COVID-19 provides a timely example. Journalists and researchers are finding that Black people have a harder time getting a coronavirus test.
Reynolds says this is primarily because health systems have historically located hospitals and clinics in affluent areas where more people have health insurance to pay their bills. So that’s where testing has also been more accessible.
“From a business standpoint, that makes logical sense,” he says. “But from an equity and disparity standpoint, this really leads to vulnerable populations not getting the testing that’s necessary to control spread.”
And in the case of COVID-19, Black and Latino communities have suffered far more than the majority population.
“More than anywhere, this industry needs to reflect America,” says Bobby Frist, the current chairman of the Nashville Health Care Council and a literal part of its family tree.
Making a statement
His grandfather and uncle started HCA. Those connections helped him launch Healthstream, a publicly-traded company that provides continuing education for staff in hospitals.

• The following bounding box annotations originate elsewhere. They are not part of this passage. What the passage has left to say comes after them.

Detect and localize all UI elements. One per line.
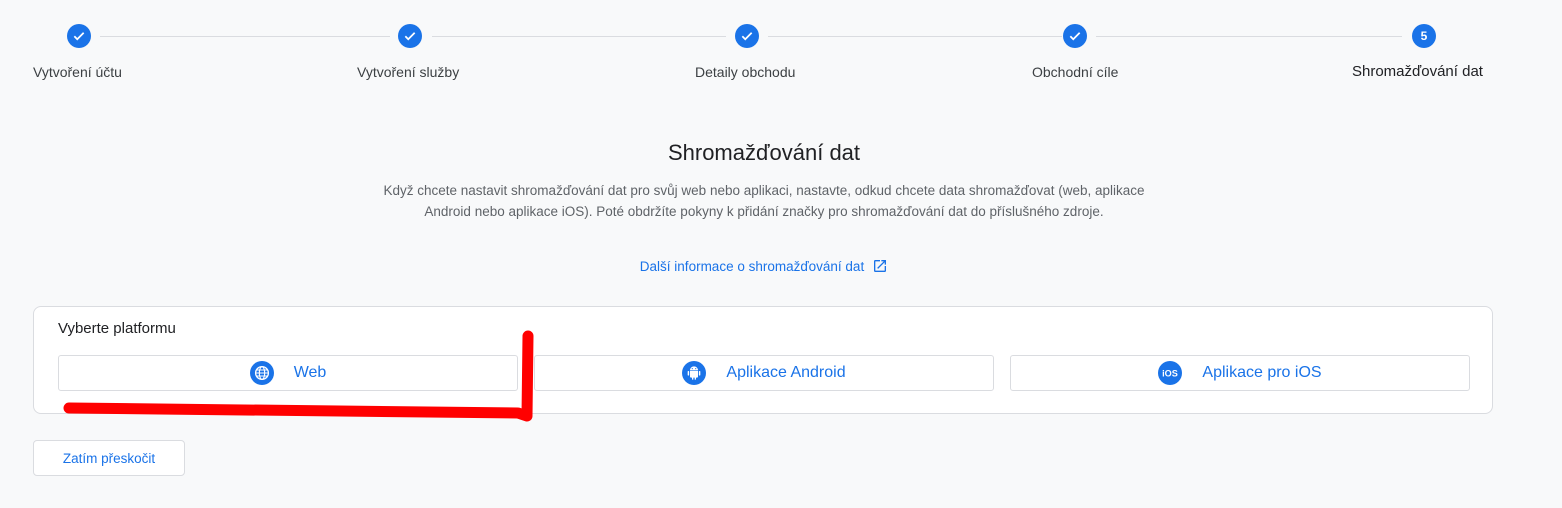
page: 5 Vytvoření účtu Vytvoření služby Detail… bbox=[0, 0, 1562, 508]
step-label-business-goals: Obchodní cíle bbox=[1032, 64, 1119, 80]
platform-android-button[interactable]: Aplikace Android bbox=[534, 355, 994, 391]
step-5-number: 5 bbox=[1412, 24, 1436, 48]
step-3-check-icon bbox=[735, 24, 759, 48]
learn-more: Další informace o shromažďování dat bbox=[0, 258, 1528, 274]
open-in-new-icon bbox=[874, 260, 887, 272]
step-label-property: Vytvoření služby bbox=[357, 64, 460, 80]
skip-button-label: Zatím přeskočit bbox=[62, 450, 156, 466]
step-connector bbox=[1096, 36, 1402, 37]
platform-web-label: Web bbox=[293, 364, 327, 381]
ios-icon: iOS bbox=[1158, 361, 1183, 385]
platform-ios-button[interactable]: iOS Aplikace pro iOS bbox=[1010, 355, 1470, 391]
step-4-check-icon bbox=[1063, 24, 1087, 48]
android-icon bbox=[682, 361, 707, 385]
step-2-check-icon bbox=[398, 24, 422, 48]
step-label-business-details: Detaily obchodu bbox=[695, 64, 796, 80]
step-1-check-icon bbox=[67, 24, 91, 48]
step-connector bbox=[100, 36, 390, 37]
learn-more-label: Další informace o shromažďování dat bbox=[639, 258, 865, 274]
step-label-data-collection: Shromažďování dat bbox=[1352, 63, 1483, 80]
page-title: Shromažďování dat bbox=[667, 140, 861, 165]
step-connector bbox=[768, 36, 1062, 37]
skip-button[interactable]: Zatím přeskočit bbox=[33, 440, 185, 476]
step-label-account: Vytvoření účtu bbox=[33, 64, 122, 80]
page-description: Když chcete nastavit shromažďování dat p… bbox=[383, 183, 1145, 219]
step-connector bbox=[432, 36, 726, 37]
platform-ios-label: Aplikace pro iOS bbox=[1202, 364, 1322, 381]
globe-icon bbox=[249, 361, 274, 385]
stepper: 5 Vytvoření účtu Vytvoření služby Detail… bbox=[0, 0, 1562, 100]
svg-text:iOS: iOS bbox=[1163, 368, 1179, 378]
platform-card-title: Vyberte platformu bbox=[58, 320, 176, 337]
platform-web-button[interactable]: Web bbox=[58, 355, 518, 391]
platform-card: Vyberte platformu Web Aplikace Android i… bbox=[33, 306, 1493, 414]
platform-android-label: Aplikace Android bbox=[726, 364, 846, 381]
learn-more-link[interactable]: Další informace o shromažďování dat bbox=[640, 258, 888, 274]
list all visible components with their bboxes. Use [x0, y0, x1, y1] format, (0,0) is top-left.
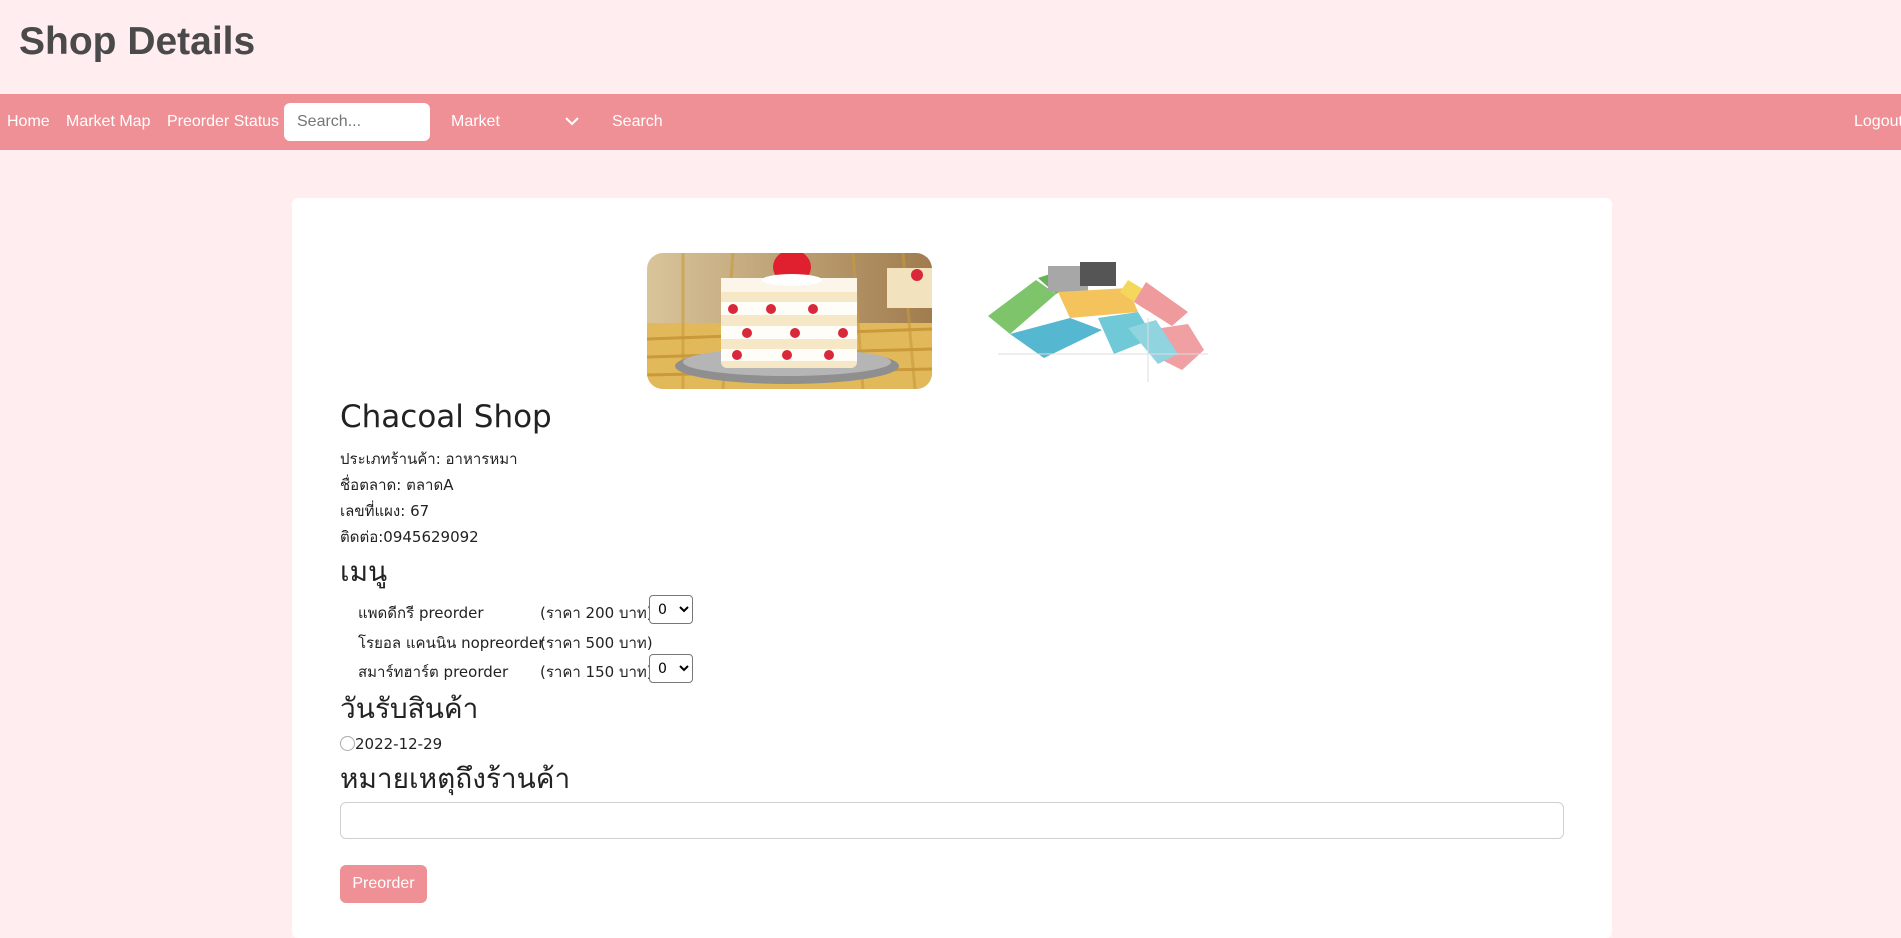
market-name: ชื่อตลาด: ตลาดA	[340, 476, 454, 494]
page-title: Shop Details	[19, 20, 256, 63]
menu-heading: เมนู	[340, 555, 388, 588]
market-map-image	[978, 258, 1218, 386]
nav-home-link[interactable]: Home	[7, 94, 50, 150]
pickup-date-heading: วันรับสินค้า	[340, 692, 479, 725]
shop-name: Chacoal Shop	[340, 399, 552, 435]
menu-item-name: แพดดีกรี preorder	[358, 604, 484, 622]
shop-contact: ติดต่อ:0945629092	[340, 528, 479, 546]
search-button[interactable]: Search	[612, 94, 663, 150]
pickup-date-label: 2022-12-29	[355, 735, 443, 753]
market-select[interactable]: Market	[435, 103, 595, 141]
nav-market-map-link[interactable]: Market Map	[66, 94, 150, 150]
pickup-date-radio[interactable]	[340, 736, 355, 751]
menu-item-name: โรยอล แคนนิน nopreorder	[358, 634, 545, 652]
menu-item-price: (ราคา 500 บาท)	[540, 634, 653, 652]
shop-card: Chacoal Shop ประเภทร้านค้า: อาหารหมา ชื่…	[292, 198, 1612, 938]
nav-preorder-status-link[interactable]: Preorder Status	[167, 94, 279, 150]
chevron-down-icon	[565, 117, 579, 126]
logout-link[interactable]: Logout	[1854, 94, 1901, 150]
quantity-select[interactable]: 0	[649, 595, 693, 624]
quantity-select[interactable]: 0	[649, 654, 693, 683]
shop-image	[647, 253, 932, 389]
note-input[interactable]	[340, 802, 1564, 839]
stall-number: เลขที่แผง: 67	[340, 502, 430, 520]
preorder-button[interactable]: Preorder	[340, 865, 427, 903]
navbar: Home Market Map Preorder Status Market S…	[0, 94, 1901, 150]
page-header: Shop Details	[0, 0, 1901, 94]
search-input[interactable]	[284, 103, 430, 141]
menu-item-name: สมาร์ทฮาร์ต preorder	[358, 663, 509, 681]
menu-item-price: (ราคา 150 บาท)	[540, 663, 653, 681]
note-heading: หมายเหตุถึงร้านค้า	[340, 762, 571, 795]
market-select-label: Market	[451, 113, 500, 130]
menu-item-price: (ราคา 200 บาท)	[540, 604, 653, 622]
shop-type: ประเภทร้านค้า: อาหารหมา	[340, 450, 518, 468]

“In some ways, success comes from success,” Frist says. “And spinoffs, they can perpetuate the existing status if you’re not careful and intentional.”
At the height of nationwide protests this year, HealthStream put out a statement condemning the police killing of George Floyd in Minneapolis and referencing a “deep crack in our foundational right to equality.” The three sentences are still at the top of the company’s homepage.
“We’re kind of through the explicit bias. We know there are laws that create equality,” he says. “But we’re not through implicit bias. We’re not through the concept of white privilege.
“I know that everyone in Nashville and our chamber and even the leaders of these companies would be really proud if, when we look at things 10 years from now … emerging leaders that are from minority groups end up earning their way to leading these corporations, being the CEOs of them.”
The Health Care Council, itself, committed to a “substantive plan of action.” It’s already begun to focus its programming primarily on diversity, with a series of events on equity and inclusion. Those launched last week and are moderated by former Senate Majority Leader Bill Frist, another health care entrepreneur from the HCA lineage.
This month, HCA released a lengthy plan to accelerate diversity initiatives and promote people of color to leadership roles in its 180 hospitals. And other companies have followed their lead. Nashville-based Envision, which primarily staffs emergency rooms, disclosed that its senior executives are 75% male and 85% white.
“In order to chart our course to becoming a more diverse and inclusive organization, we must first acknowledge our starting point,” the company said.
But it shouldn’t have taken nationwide protests to see what needs changing, says entrepreneur Marcus Whitney.
He’s a highly visible investor who is Black. He published an essay in June about his own struggles to break into the health care sector and ultimately needing a white partner, Vic Gatto, to be successful.
He says health care leaders have to accept that white supremacy played a part in creating so much wealth, primarily for white people.
“Whatever the efforts are, whatever is going on, whatever our standards of success are as it pertains to diversity, equity and inclusion, it’s not hitting the mark,” he says.
Whitney says health care is so important to Nashville’s economy, the city can’t achieve more racial equity until its leading industry does.
The Nashville Health Care Council is a financial supporter of health care coverage on WPLN News.